Once recruiters have this service mindset, their interpersonal skills can flourish, especially empathy. A recruiter seeking the good of the candidate will engage in empathetic listening and keep the candidate’s needs foremost in his mind. Conversations are marked by trust and compassion. Even if the candidate-recruiter-company dance is long and complex and requires great patience, the recruiter doesn’t lose sight of the big picture. This way, the recruiter can stay humble and flexible, not taking disappointments too personally or letting success go to her head. It’s one way to keep a firm hold on your “why.”
This call for recruiters to “dig in” to their humanity becomes more urgent as more of the job is ceded to technology. The recruiting landscape is changing day by day. It’s impossible to keep up with the tech. In trying to imagine a way for recruiters to stay abreast of shifting currents while retaining their “why,” I believe it’s crucial for them to adapt an Agile methodology model, as Kelly Nestor’s people did, if they want to position themselves well for growth and scale.
To understand the impact your recruiters’ attitudes are having on your employer brand, ask the right questions. I recommend the ones below. Design a system by which employees can answer anonymously and freely. The answers you receive from your recruitment team will allow you to put your finger on the pulse of their beliefs, feelings, frustrations, etc. You’ll then have a clear picture of what recruiters may be transmitting to candidates—either consciously or unconsciously. Most important, it will help you help them identify and honor their “why.” Consider asking these questions:
▶ Where do you see your role in the next five years?
▶ How will you get there?
▶ What do you enjoy the most about your role?

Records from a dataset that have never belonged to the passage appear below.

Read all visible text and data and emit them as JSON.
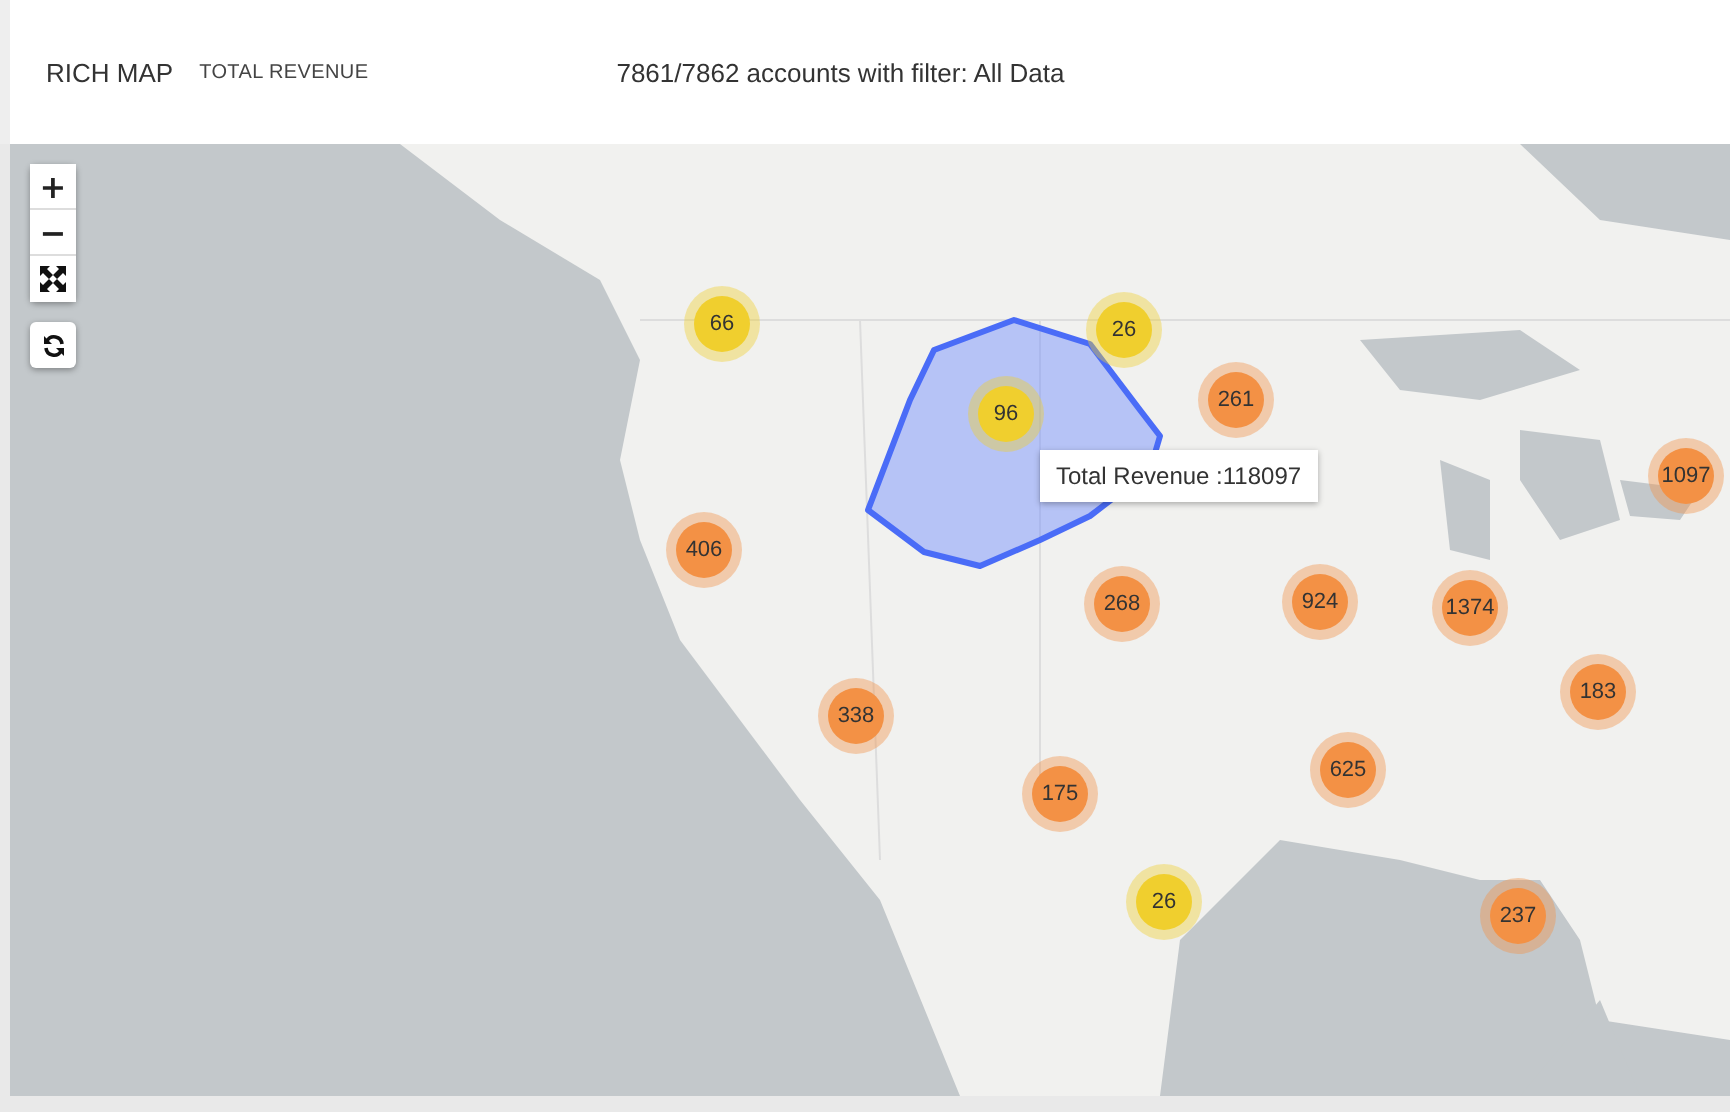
{
  "header": {
    "title": "RICH MAP",
    "subtitle": "TOTAL REVENUE",
    "filter_summary": "7861/7862 accounts with filter: All Data"
  },
  "map_controls": {
    "zoom_in": "+",
    "zoom_out": "−"
  },
  "clusters": [
    {
      "label": "66",
      "color": "#f0cf2e"
    },
    {
      "label": "26",
      "color": "#f0cf2e"
    },
    {
      "label": "96",
      "color": "#f0cf2e"
    },
    {
      "label": "261",
      "color": "#f39145"
    },
    {
      "label": "1097",
      "color": "#f39145"
    },
    {
      "label": "406",
      "color": "#f39145"
    },
    {
      "label": "268",
      "color": "#f39145"
    },
    {
      "label": "924",
      "color": "#f39145"
    },
    {
      "label": "1374",
      "color": "#f39145"
    },
    {
      "label": "338",
      "color": "#f39145"
    },
    {
      "label": "183",
      "color": "#f39145"
    },
    {
      "label": "625",
      "color": "#f39145"
    },
    {
      "label": "175",
      "color": "#f39145"
    },
    {
      "label": "26",
      "color": "#f0cf2e"
    },
    {
      "label": "237",
      "color": "#f39145"
    }
  ],
  "tooltip": {
    "text": "Total Revenue :118097"
  }
}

▶ Imagine anything is possible. What would you want to change to make it easier to attract and retain talent within your role?
▶ What do you need to learn to be successful?
▶ What do you want me to know that is important for our success?
▶ How does your function relate to the company’s mission?
You need to know where you stand. Knowing your recruiters’ honest feelings will give you a clear insight into how candidates are experiencing your company. Remember: You gain nothing when your recruiting team is cautiously polite. Do whatever you can to ensure your team has the freedom to express the full, unvarnished truth and has a firm grasp on why they are doing this work. It’s only from that place that you’ll be able to grow.